People who are lactose tolerant have a genetic adaptation where they never stop produce lactase.

There is nothing to cure in lactose intolerant people. What they can do is take lactase pills to put the enzyme artificially into their gut for a meal.

Anonymous 0 Comments

Surgery is always risky, due to unexpected reactions to anesthesia and infection, so it’s avoided unless other treatments have failed. Also, tissue implants would require you to take anti-rejection drugs for the rest of your life, which cause other side effects. So taking a side-effect-free pill before meals is the BEST treatment possible for lactose intolerance.

Anonymous 0 Comments

Look up the Thought Emporium on YouTube. The guy “cured” his lactose intolerance by genetically modifying a retro virus to implant the genes that make lactase into the cells of his intestine

Anonymous 0 Comments

The cause of lactose intolerance is entirely genetic, it’s a gene that gets turned off mostly by age but also compounded by the lack of lactose (so if you don’t drink milk for a long period, the gene starts to turn off).

Genetic solutions are still cutting edge and because this problem has non-genetic solutions already (lactase pills or lactose free products) not to mention the effect of lactose intolerance is not life threatening, there’s really no reason to look for a genetic solution.

Anonymous 0 Comments

A CRISPR intervention might work for gene editing. Those are only starting to get approvals. There is a tremendous backlog.

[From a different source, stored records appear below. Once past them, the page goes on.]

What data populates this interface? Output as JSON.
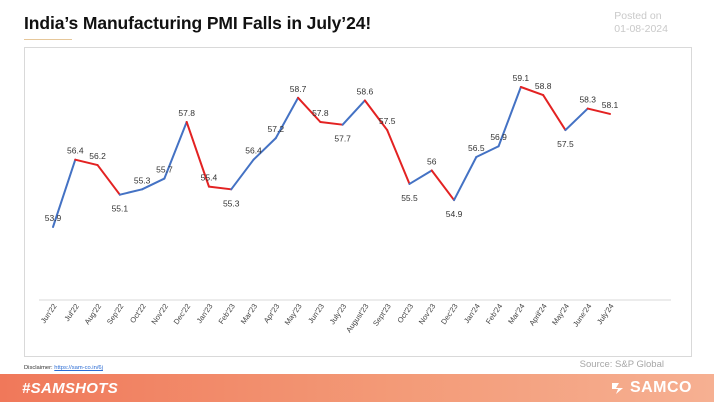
{
  "header": {
    "title": "India’s Manufacturing PMI Falls in July’24!",
    "posted_label": "Posted on",
    "posted_date": "01-08-2024"
  },
  "footer": {
    "hashtag": "#SAMSHOTS",
    "brand": "SAMCO",
    "disclaimer_label": "Disclaimer:",
    "disclaimer_link": "https://sam-co.in/6j",
    "source": "Source: S&P Global"
  },
  "colors": {
    "rise": "#4472c4",
    "fall": "#e32222",
    "accent": "#f0785a"
  },
  "chart_data": {
    "type": "line",
    "title": "India’s Manufacturing PMI Falls in July’24!",
    "categories": [
      "Jun'22",
      "Jul'22",
      "Aug'22",
      "Sep'22",
      "Oct'22",
      "Nov'22",
      "Dec'22",
      "Jan'23",
      "Feb'23",
      "Mar'23",
      "Apr'23",
      "May'23",
      "Jun'23",
      "July'23",
      "August'23",
      "Sept'23",
      "Oct'23",
      "Nov'23",
      "Dec'23",
      "Jan'24",
      "Feb'24",
      "Mar'24",
      "April'24",
      "May'24",
      "June'24",
      "July'24"
    ],
    "values": [
      53.9,
      56.4,
      56.2,
      55.1,
      55.3,
      55.7,
      57.8,
      55.4,
      55.3,
      56.4,
      57.2,
      58.7,
      57.8,
      57.7,
      58.6,
      57.5,
      55.5,
      56,
      54.9,
      56.5,
      56.9,
      59.1,
      58.8,
      57.5,
      58.3,
      58.1
    ],
    "data_labels": [
      "53.9",
      "56.4",
      "56.2",
      "55.1",
      "55.3",
      "55.7",
      "57.8",
      "55.4",
      "55.3",
      "56.4",
      "57.2",
      "58.7",
      "57.8",
      "57.7",
      "58.6",
      "57.5",
      "55.5",
      "56",
      "54.9",
      "56.5",
      "56.9",
      "59.1",
      "58.8",
      "57.5",
      "58.3",
      "58.1"
    ],
    "segment_coloring": "blue when rising, red when falling",
    "xlabel": "",
    "ylabel": "",
    "grid": false,
    "legend": "none"
  }
}
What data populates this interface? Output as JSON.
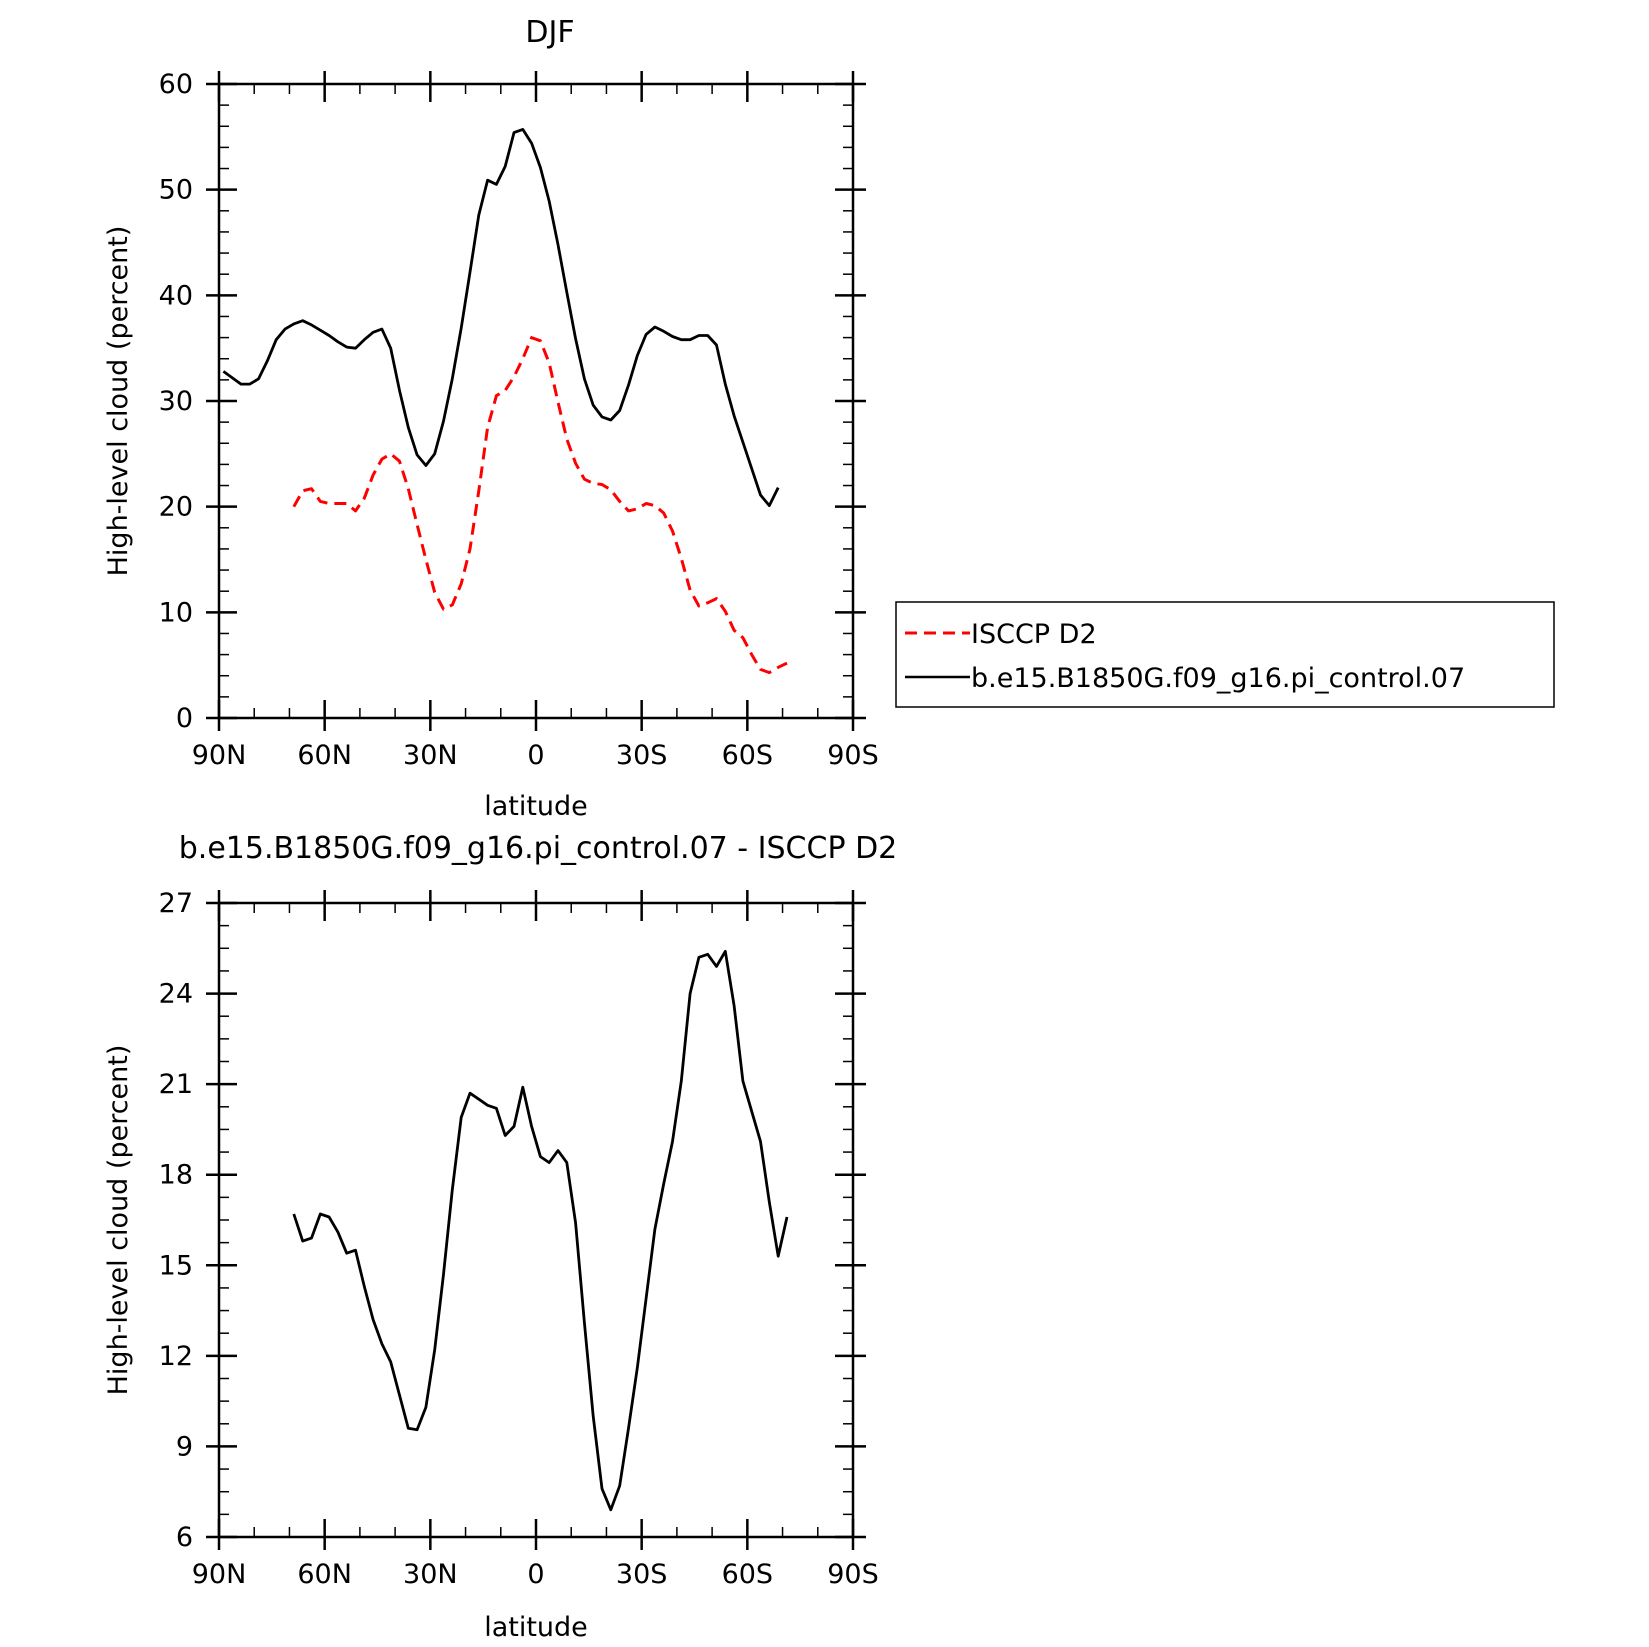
{
  "colors": {
    "model": "#000000",
    "obs": "#ff0000"
  },
  "chart_data": [
    {
      "type": "line",
      "title": "DJF",
      "xlabel": "latitude",
      "ylabel": "High-level cloud (percent)",
      "xlim": [
        90,
        -90
      ],
      "ylim": [
        0,
        60
      ],
      "yticks": [
        0,
        10,
        20,
        30,
        40,
        50,
        60
      ],
      "xticks": [
        90,
        60,
        30,
        0,
        -30,
        -60,
        -90
      ],
      "xtick_labels": [
        "90N",
        "60N",
        "30N",
        "0",
        "30S",
        "60S",
        "90S"
      ],
      "legend_position": "right",
      "series": [
        {
          "name": "ISCCP D2",
          "style": "dashed",
          "color": "#ff0000",
          "x": [
            68.75,
            66.25,
            63.75,
            61.25,
            58.75,
            56.25,
            53.75,
            51.25,
            48.75,
            46.25,
            43.75,
            41.25,
            38.75,
            36.25,
            33.75,
            31.25,
            28.75,
            26.25,
            23.75,
            21.25,
            18.75,
            16.25,
            13.75,
            11.25,
            8.75,
            6.25,
            3.75,
            1.25,
            -1.25,
            -3.75,
            -6.25,
            -8.75,
            -11.25,
            -13.75,
            -16.25,
            -18.75,
            -21.25,
            -23.75,
            -26.25,
            -28.75,
            -31.25,
            -33.75,
            -36.25,
            -38.75,
            -41.25,
            -43.75,
            -46.25,
            -48.75,
            -51.25,
            -53.75,
            -56.25,
            -58.75,
            -61.25,
            -63.75,
            -66.25,
            -68.75,
            -71.25,
            -73.75,
            -76.25,
            -78.75,
            -81.25,
            -83.75,
            -86.25,
            -88.75
          ],
          "y": [
            20.0,
            21.5,
            21.7,
            20.5,
            20.3,
            20.3,
            20.3,
            19.6,
            20.8,
            23.0,
            24.5,
            25.0,
            24.3,
            21.7,
            18.3,
            15.0,
            11.9,
            10.3,
            10.7,
            12.7,
            16.0,
            21.5,
            27.5,
            30.5,
            31.0,
            32.3,
            34.0,
            36.0,
            35.7,
            33.6,
            29.9,
            26.4,
            24.1,
            22.6,
            22.2,
            22.1,
            21.6,
            20.5,
            19.6,
            19.8,
            20.3,
            20.1,
            19.4,
            17.7,
            15.1,
            12.1,
            10.6,
            10.9,
            11.3,
            10.1,
            8.3,
            7.6,
            6.0,
            4.6,
            4.3,
            4.8,
            5.2,
            null,
            null,
            null,
            null,
            null,
            null,
            null
          ]
        },
        {
          "name": "b.e15.B1850G.f09_g16.pi_control.07",
          "style": "solid",
          "color": "#000000",
          "x": [
            88.75,
            86.25,
            83.75,
            81.25,
            78.75,
            76.25,
            73.75,
            71.25,
            68.75,
            66.25,
            63.75,
            61.25,
            58.75,
            56.25,
            53.75,
            51.25,
            48.75,
            46.25,
            43.75,
            41.25,
            38.75,
            36.25,
            33.75,
            31.25,
            28.75,
            26.25,
            23.75,
            21.25,
            18.75,
            16.25,
            13.75,
            11.25,
            8.75,
            6.25,
            3.75,
            1.25,
            -1.25,
            -3.75,
            -6.25,
            -8.75,
            -11.25,
            -13.75,
            -16.25,
            -18.75,
            -21.25,
            -23.75,
            -26.25,
            -28.75,
            -31.25,
            -33.75,
            -36.25,
            -38.75,
            -41.25,
            -43.75,
            -46.25,
            -48.75,
            -51.25,
            -53.75,
            -56.25,
            -58.75,
            -61.25,
            -63.75,
            -66.25,
            -68.75,
            -71.25,
            -73.75,
            -76.25,
            -78.75,
            -81.25,
            -83.75,
            -86.25,
            -88.75
          ],
          "y": [
            32.8,
            32.2,
            31.6,
            31.6,
            32.1,
            33.8,
            35.8,
            36.8,
            37.3,
            37.6,
            37.2,
            36.7,
            36.2,
            35.6,
            35.1,
            35.0,
            35.8,
            36.5,
            36.8,
            35.0,
            31.0,
            27.5,
            24.9,
            23.9,
            25.0,
            28.1,
            32.1,
            36.9,
            42.2,
            47.6,
            50.9,
            50.5,
            52.2,
            55.4,
            55.7,
            54.4,
            52.1,
            48.9,
            44.8,
            40.3,
            35.9,
            32.1,
            29.6,
            28.5,
            28.2,
            29.1,
            31.5,
            34.3,
            36.3,
            37.0,
            36.6,
            36.1,
            35.8,
            35.8,
            36.2,
            36.2,
            35.3,
            31.6,
            28.6,
            26.1,
            23.6,
            21.1,
            20.1,
            21.8,
            null,
            null,
            null,
            null,
            null,
            null,
            null,
            null
          ]
        }
      ]
    },
    {
      "type": "line",
      "title": "b.e15.B1850G.f09_g16.pi_control.07 - ISCCP D2",
      "xlabel": "latitude",
      "ylabel": "High-level cloud (percent)",
      "xlim": [
        90,
        -90
      ],
      "ylim": [
        6,
        27
      ],
      "yticks": [
        6,
        9,
        12,
        15,
        18,
        21,
        24,
        27
      ],
      "xticks": [
        90,
        60,
        30,
        0,
        -30,
        -60,
        -90
      ],
      "xtick_labels": [
        "90N",
        "60N",
        "30N",
        "0",
        "30S",
        "60S",
        "90S"
      ],
      "series": [
        {
          "name": "",
          "style": "solid",
          "color": "#000000",
          "x": [
            68.75,
            66.25,
            63.75,
            61.25,
            58.75,
            56.25,
            53.75,
            51.25,
            48.75,
            46.25,
            43.75,
            41.25,
            38.75,
            36.25,
            33.75,
            31.25,
            28.75,
            26.25,
            23.75,
            21.25,
            18.75,
            16.25,
            13.75,
            11.25,
            8.75,
            6.25,
            3.75,
            1.25,
            -1.25,
            -3.75,
            -6.25,
            -8.75,
            -11.25,
            -13.75,
            -16.25,
            -18.75,
            -21.25,
            -23.75,
            -26.25,
            -28.75,
            -31.25,
            -33.75,
            -36.25,
            -38.75,
            -41.25,
            -43.75,
            -46.25,
            -48.75,
            -51.25,
            -53.75,
            -56.25,
            -58.75,
            -61.25,
            -63.75,
            -66.25,
            -68.75,
            -71.25,
            -73.75,
            -76.25,
            -78.75,
            -81.25,
            -83.75,
            -86.25,
            -88.75
          ],
          "y": [
            16.7,
            15.8,
            15.9,
            16.7,
            16.6,
            16.1,
            15.4,
            15.5,
            14.3,
            13.2,
            12.4,
            11.8,
            10.7,
            9.6,
            9.55,
            10.3,
            12.2,
            14.7,
            17.5,
            19.9,
            20.7,
            20.5,
            20.3,
            20.2,
            19.3,
            19.6,
            20.9,
            19.6,
            18.6,
            18.4,
            18.8,
            18.4,
            16.4,
            13.1,
            10.0,
            7.6,
            6.9,
            7.7,
            9.6,
            11.6,
            13.9,
            16.2,
            17.7,
            19.1,
            21.1,
            24.0,
            25.2,
            25.3,
            24.9,
            25.4,
            23.6,
            21.1,
            20.1,
            19.1,
            17.1,
            15.3,
            16.6,
            null,
            null,
            null,
            null,
            null,
            null,
            null
          ]
        }
      ]
    }
  ]
}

Maybe the dairy industry could pay for it?

Anonymous 0 Comments

There are a LOT of things we could likely “cure” with putting serious resources behind it. But when it is something that doesn’t warrant serious resources because it isn’t that serious of a condition then it usually doesn’t get the money. This would fall squarely in that category.

Anonymous 0 Comments

You’d be on immunosuppressive drugs the rest of your life to not reject the small intestine, which sounds worse than taking lactaid when you want to have some dairy.

Anonymous 0 Comments

Getting an organ transplant isn’t like swapping parts on a car. You’re basically stuck taking immunosuppressants for the rest of your life so your body doesn’t attack the transplanted organ. The immunosuppressant levels that you need for intestinal transplants are some of the highest of all transplants (and part of the reason they are so rare). They are also one of the least successful transplant types. This all means that you have to be way more careful in your daily life than you ever would have to be just watching out for dairy since accidentally getting coughed on or eating slightly spoiled food can lead to serious or even deadly complications.